El síntoma más común del accidente cerebrovascular es la pérdida, generalmente en un solo lado, de fuerza muscular en los brazos, piernas o cara. Otros síntomas consisten en:

  • Entumecimiento en la cara, piernas o brazos, por lo general unilateral
  • Confusión
  • Dificultad para hablar o comprender lo que se dice
  • Problemas visuales en uno o ambos ojos
  • Dificultad para caminar
  • Mareos
  • Pérdida de equilibrio o coordinación
  • Dolor de cabeza intenso de causa desconocida
  • Debilidad o pérdida de conciencia

El sistema nervioso central tiene la capacidad de responder ante una lesión cerebral. En un ictus (infarto o hemorragia cerebral) se lesionan miles de neuronas que tenían una función corporal específica como mover el brazo o la pierna, el lenguaje, la deglución, etc. Desafortunadamente, esas neuronas perdidas no pueden recuperarse, sin embargo, el sistema nervioso cuenta con la neuroplasticidad. Las neuronas restantes aprenden nuevas funciones y le permiten al cuerpo recobrar la función.

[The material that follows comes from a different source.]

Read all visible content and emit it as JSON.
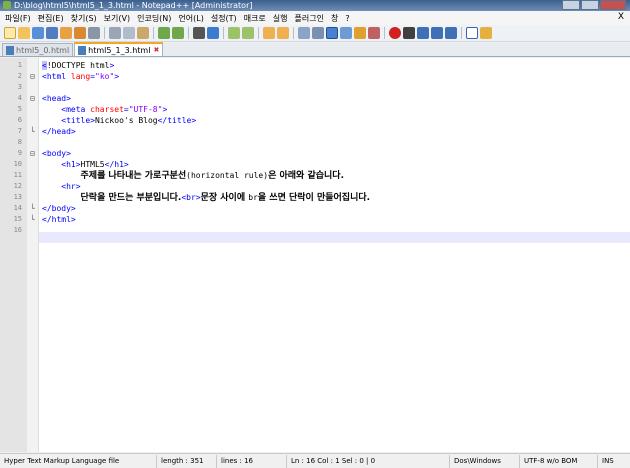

Es un proceso de reaprendizaje, y de igual forma que aprendiste a caminar, andar en bicicleta o escribir, se requiere de actividades repetitivas para lograr perfeccionar el control motor.

REHABILITACIÓN Y RECUPERACIÓN

Un buen programa de rehabilitación incluye un reentrenamiento motor basado en la realización de tareas específicas y propias de la vida diaria. La rehabilitación física es la piedra angular para la recuperación paulatina de los pacientes posterior a un ictus.

Después de haber sufrido un ictus o enfermedad vascular cerebral (EVC), se espera un porcentaje de recuperación espontánea. Dentro de los primeros tres meses se obtiene esta recuperación de forma rápida que perdura hasta los seis. Pasado este periodo, la recuperación motora continúa pero es más lenta. Estar dentro de un programa de rehabilitación estimula la reorganización y reaprendizaje de las actividades de la vida diaria hasta lograr el máximo potencial de recuperación. Todo paciente que ha sufrido un ictus debe de estar recibiendo tratamiento por el área de terapia física, por lo que es importante estar en comunicación constante con tu médico.